Throughout the rest of his life Lattimore was active in advancing the conditions of African- Americans in Albany. He was part of a group that established the first “Albany School for Educating People of Color” in the ealry 1800s, was founding member of the African Methodist Episcopal (AME) Church and was chairman of the Albany committee to celebrate the abolition of slavery in New York State in 1827.

He died in 1838 at the age of 78 and was buried in the AME cemetery. Records indicate that his remains were moved to Albany Rural Cemetery, but his headstone has gone missing.

*Abraham Eights’ daughter Catherine married John Burton, son of Josiah Burton in the 1790s (my 3rd great grandparents).

Thanks to Paula Lemire, Historian at the. Historic Albany Rural Cemetery for much of this information and to Stefan Bielinski, for the information he has discovered about Benjamin Lattimore in his Colonial Albany Project http://exhibitions.nysm.nysed.gov//albany/welcome.html

Copyright 2021 Julie O’Connor

Albany in the 1750s

In the middle of the 18th century Swedish naturalist Peter Kalm made a trip to America; in June 1749 he stayed at Albany, and wrote of his visit.

At this time Albany, although chartered as a city, was really just a large village of about 1,300 and perhaps 250 homes. It was an odd combination of sleepy rural village and frontier town; proper Dutch burghers, Indians and buckskin clad traders. Churches, taverns and trading posts seemed to have equal importance. Someone once said that when the Dutch of Albany weren’t in church, they worshipped the God of Commerce.

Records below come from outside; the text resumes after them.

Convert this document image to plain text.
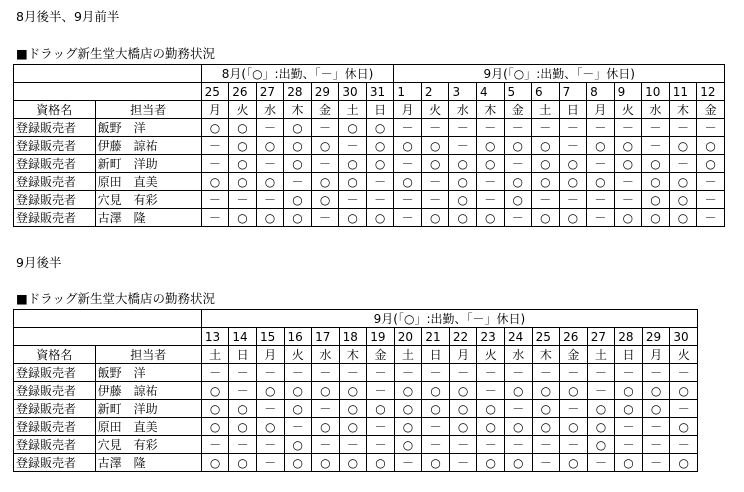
8月後半、9月前半
■ドラッグ新生堂大橋店の勤務状況

		8月(「○」:出勤、「－」休日)							9月(「○」:出勤、「－」休日)											
		25	26	27	28	29	30	31	1	2	3	4	5	6	7	8	9	10	11	12
資格名	担当者	月	火	水	木	金	土	日	月	火	水	木	金	土	日	月	火	水	木	金
登録販売者	飯野　洋	○	○	－	○	－	○	○	－	－	－	－	－	－	－	－	－	－	－	－
登録販売者	伊藤　諒祐	－	○	○	○	○	－	○	○	○	－	○	○	○	－	○	○	－	○	○
登録販売者	新町　洋助	－	○	－	○	－	○	○	－	○	○	○	－	○	○	－	○	○	－	○
登録販売者	原田　直美	○	○	○	－	○	○	－	○	－	○	－	○	○	○	○	－	○	○	－
登録販売者	穴見　有彩	－	－	－	○	○	－	－	－	－	○	－	○	－	－	－	－	○	○	－
登録販売者	古澤　隆	－	○	○	○	－	○	○	－	○	○	○	－	○	○	－	○	○	○	－
9月後半
■ドラッグ新生堂大橋店の勤務状況

		9月(「○」:出勤、「－」休日)																	
		13	14	15	16	17	18	19	20	21	22	23	24	25	26	27	28	29	30
資格名	担当者	土	日	月	火	水	木	金	土	日	月	火	水	木	金	土	日	月	火
登録販売者	飯野　洋	－	－	－	－	－	－	－	－	－	－	－	－	－	－	－	－	－	－
登録販売者	伊藤　諒祐	○	－	○	○	○	○	－	○	○	○	－	○	○	○	－	○	○	○
登録販売者	新町　洋助	○	○	－	○	－	○	○	○	○	○	○	－	○	－	○	○	○	－
登録販売者	原田　直美	○	○	○	－	○	○	－	○	－	○	○	○	○	○	○	－	－	○
登録販売者	穴見　有彩	－	－	－	○	－	－	－	○	－	－	－	－	－	－	○	－	－	－
登録販売者	古澤　隆	○	○	－	○	○	○	○	－	○	－	○	○	－	○	－	○	－	○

(Don’t be shocked. Albany was founded by a corporation, and then one man, The first Patroon – a diamond merchant – for the sole purpose of making money. Individual settlers may have come for other reasons, but it was established as an investment.)

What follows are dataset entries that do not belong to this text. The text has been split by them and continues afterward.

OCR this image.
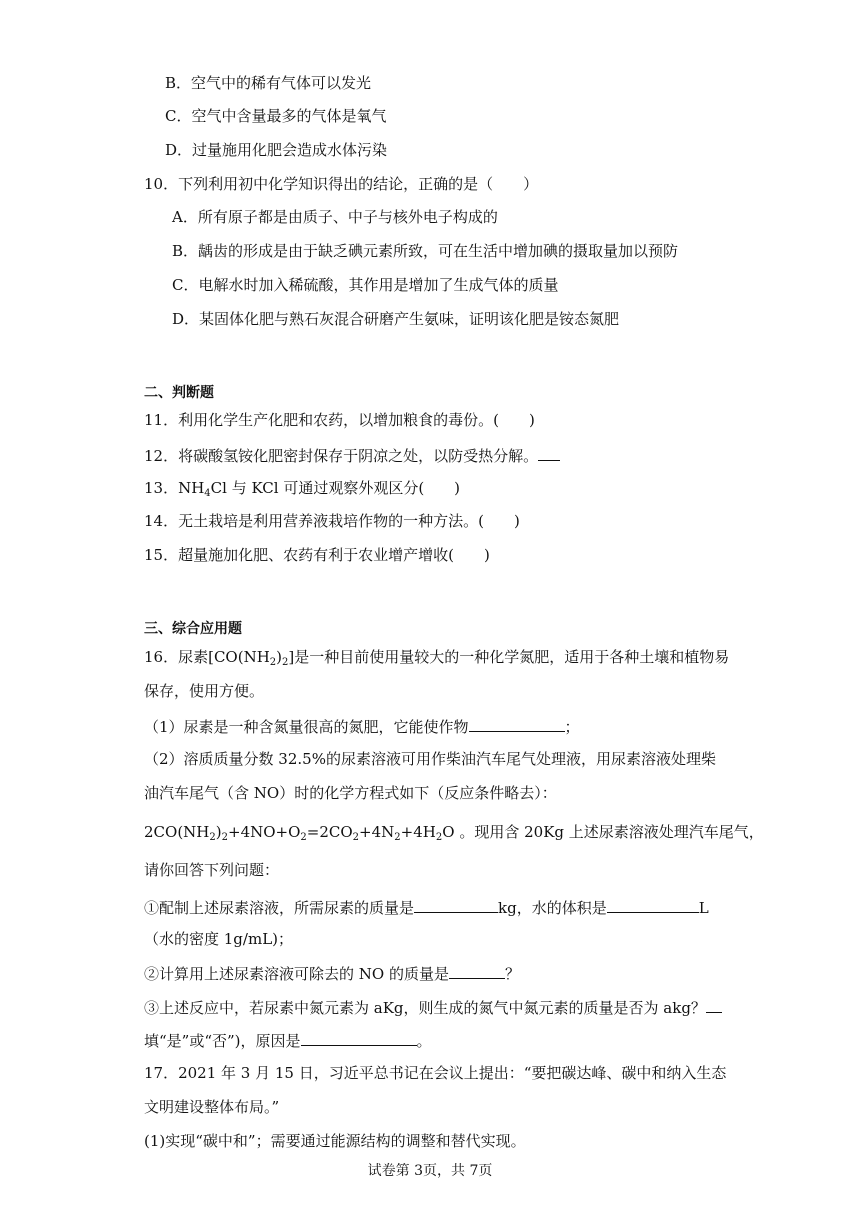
B．空气中的稀有气体可以发光
C．空气中含量最多的气体是氧气
D．过量施用化肥会造成水体污染
10．下列利用初中化学知识得出的结论，正确的是（　　）
A．所有原子都是由质子、中子与核外电子构成的
B．龋齿的形成是由于缺乏碘元素所致，可在生活中增加碘的摄取量加以预防
C．电解水时加入稀硫酸，其作用是增加了生成气体的质量
D．某固体化肥与熟石灰混合研磨产生氨味，证明该化肥是铵态氮肥
二、判断题
11．利用化学生产化肥和农药，以增加粮食的毒份。(　　)
12．将碳酸氢铵化肥密封保存于阴凉之处，以防受热分解。
13．$NH_4Cl$ 与 KCl 可通过观察外观区分(　　)
14．无土栽培是利用营养液栽培作物的一种方法。(　　)
15．超量施加化肥、农药有利于农业增产增收(　　)
三、综合应用题
16．尿素$[CO(NH_2)_2]$是一种目前使用量较大的一种化学氮肥，适用于各种土壤和植物易
保存，使用方便。
（1）尿素是一种含氮量很高的氮肥，它能使作物	；
（2）溶质质量分数 32.5%的尿素溶液可用作柴油汽车尾气处理液，用尿素溶液处理柴
油汽车尾气（含 NO）时的化学方程式如下（反应条件略去）：
$2CO(NH_2)_2+4NO+O_2=2CO_2+4N_2+4H_2O$ 。现用含 20Kg 上述尿素溶液处理汽车尾气，
请你回答下列问题：
①配制上述尿素溶液，所需尿素的质量是	kg，水的体积是	L
（水的密度 1g/mL)；
②计算用上述尿素溶液可除去的 NO 的质量是	？
③上述反应中，若尿素中氮元素为 aKg，则生成的氮气中氮元素的质量是否为 akg？
填“是”或“否”)，原因是	。
17．2021 年 3 月 15 日，习近平总书记在会议上提出：“要把碳达峰、碳中和纳入生态
文明建设整体布局。”
(1)实现“碳中和”；需要通过能源结构的调整和替代实现。
试卷第 3页，共 7页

Sweep away, if you can, every image of Albany you have today and try to imagine the Albany of over two centuries ago,

The City
Most of the inhabitants still lived within the stockade, although the population had begun to expand (mostly south) outside the fort’s walls about 20 years before. There were still block houses on the corners of the stockade.

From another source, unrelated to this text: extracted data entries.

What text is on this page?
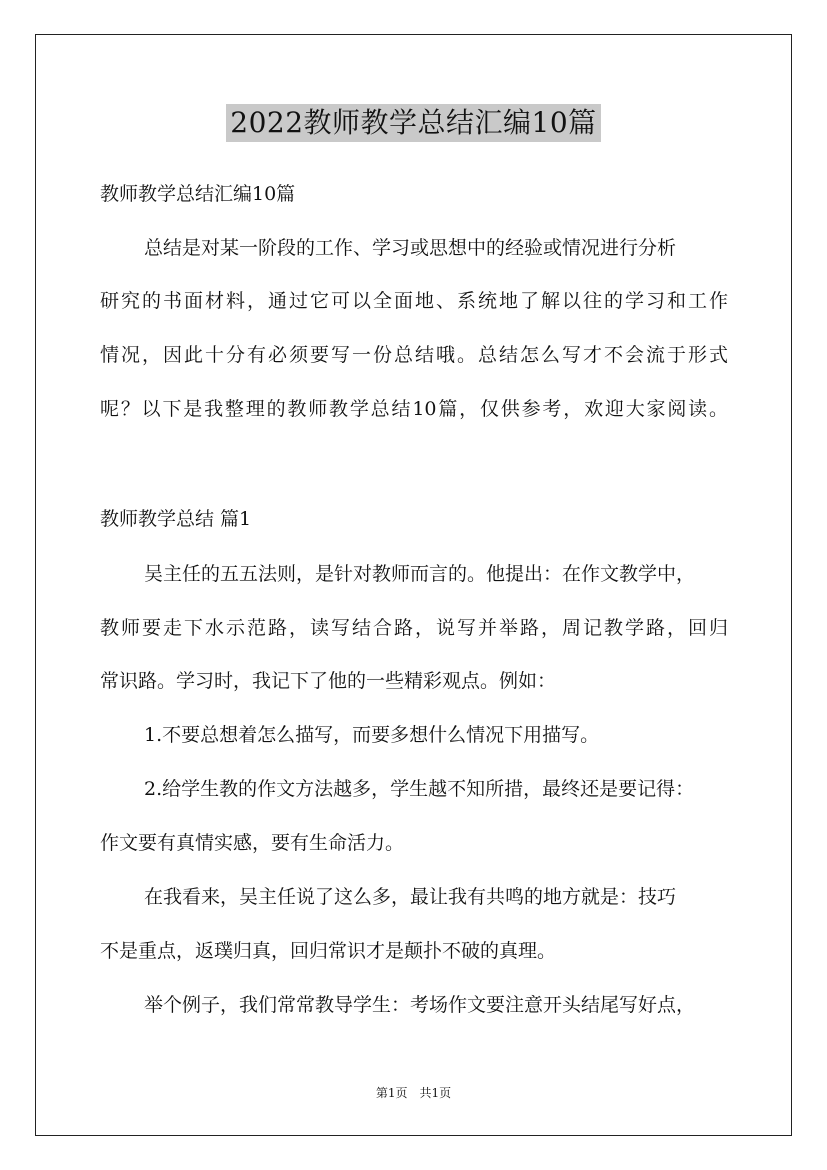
2022教师教学总结汇编10篇
教师教学总结汇编10篇
总结是对某一阶段的工作、学习或思想中的经验或情况进行分析
研究的书面材料，通过它可以全面地、系统地了解以往的学习和工作
情况，因此十分有必须要写一份总结哦。总结怎么写才不会流于形式
呢？以下是我整理的教师教学总结10篇，仅供参考，欢迎大家阅读。
教师教学总结 篇1
吴主任的五五法则，是针对教师而言的。他提出：在作文教学中，
教师要走下水示范路，读写结合路，说写并举路，周记教学路，回归
常识路。学习时，我记下了他的一些精彩观点。例如：
1.不要总想着怎么描写，而要多想什么情况下用描写。
2.给学生教的作文方法越多，学生越不知所措，最终还是要记得：
作文要有真情实感，要有生命活力。
在我看来，吴主任说了这么多，最让我有共鸣的地方就是：技巧
不是重点，返璞归真，回归常识才是颠扑不破的真理。
举个例子，我们常常教导学生：考场作文要注意开头结尾写好点，
第1页　共1页
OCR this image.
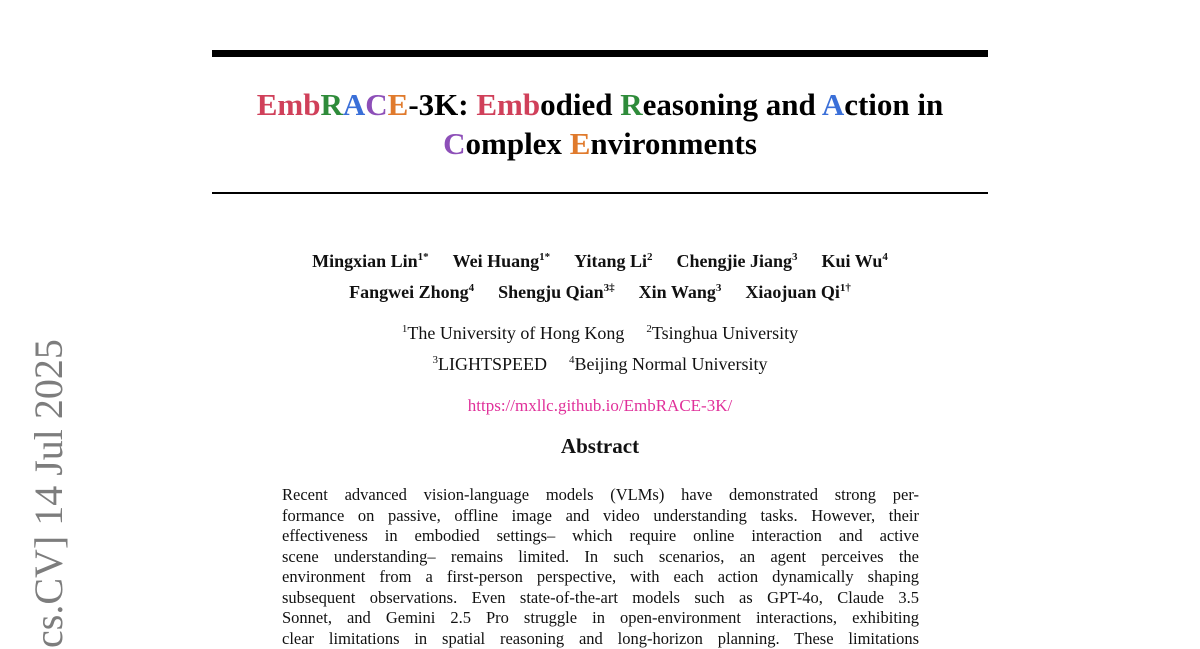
EmbRACE-3K: Embodied Reasoning and Action in
Complex Environments
Mingxian Lin$^{1*}$ Wei Huang$^{1*}$ Yitang Li$^2$ Chengjie Jiang$^3$ Kui Wu$^4$
Fangwei Zhong$^4$ Shengju Qian$^{3\ddagger}$ Xin Wang$^3$ Xiaojuan $Qi^{1\dagger}$
$^1$The University of Hong Kong $^2$Tsinghua University
$^3$LIGHTSPEED $^4$Beijing Normal University
https://mxllc.github.io/EmbRACE-3K/
Abstract
Recent advanced vision-language models (VLMs) have demonstrated strong per-
formance on passive, offline image and video understanding tasks. However, their
effectiveness in embodied settings– which require online interaction and active
scene understanding– remains limited. In such scenarios, an agent perceives the
environment from a first-person perspective, with each action dynamically shaping
subsequent observations. Even state-of-the-art models such as GPT-4o, Claude 3.5
Sonnet, and Gemini 2.5 Pro struggle in open-environment interactions, exhibiting
clear limitations in spatial reasoning and long-horizon planning. These limitations
cs.CV] 14 Jul 2025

The inhabited part of the city extended only a bit farther west than South Pearl St; beyond there was nothing except hills and deep forest. To the north lay the Patroon’s Manor (about where Tivoli St. is today), and then the Patroon’s Creek that cut through the deep gorge of Tivoli Hollow. Below that was the Foxenkill just inside the fort walls, slicing another gorge (which is Sheridan Hollow today). It was crossed by a bridge at North Pearl St.

The Ruttenkill flowed down from Lark St. between Hudson Ave. and State St. It created another deep ravine (filled in the 1800s) and in 1749 it was crossed by several bridges. To the south of the fort stockade were several new streets, extending to about Division St. Then came the Beaver Kill – it twisted south from what is now Western Ave. down through today’s Lincoln Park (creating the roiling and foamy Buttermilk Falls), then flowing into the river. Just above the Beaverkill was “the Pastures”, a communal grazing spot and an area with some small farms and gardens.

As Kalm sailed up the Hudson he noted many ships of all kinds and sizes sailing south to NYC loaded with wood, furs and grain.

The Cityscape
He found the houses within the stockade built close together, in the Dutch tradition, with large deep back gardens, cow sheds, chicken coops and fruit trees. “The houses are very neat.. some are slated with tiles from Holland.. most are built in the old way., with the gable-ends towards the street. The street doors are generally in the middle of the houses; and on both sides are seats.. In the evening these seats are covered by people of both sexes. but that’s rather troublesome, as those who pass by are obliged to greet everyone, unless they will shock the inhabitants with their impoliteness”.

Most house had wells, (there were public wells installed in each of the city’s 3 wards in the early 1700s), but water was taken from the Hudson for brewing and washing. It was placed in the cellar until the muddy “slime” sunk to the bottom.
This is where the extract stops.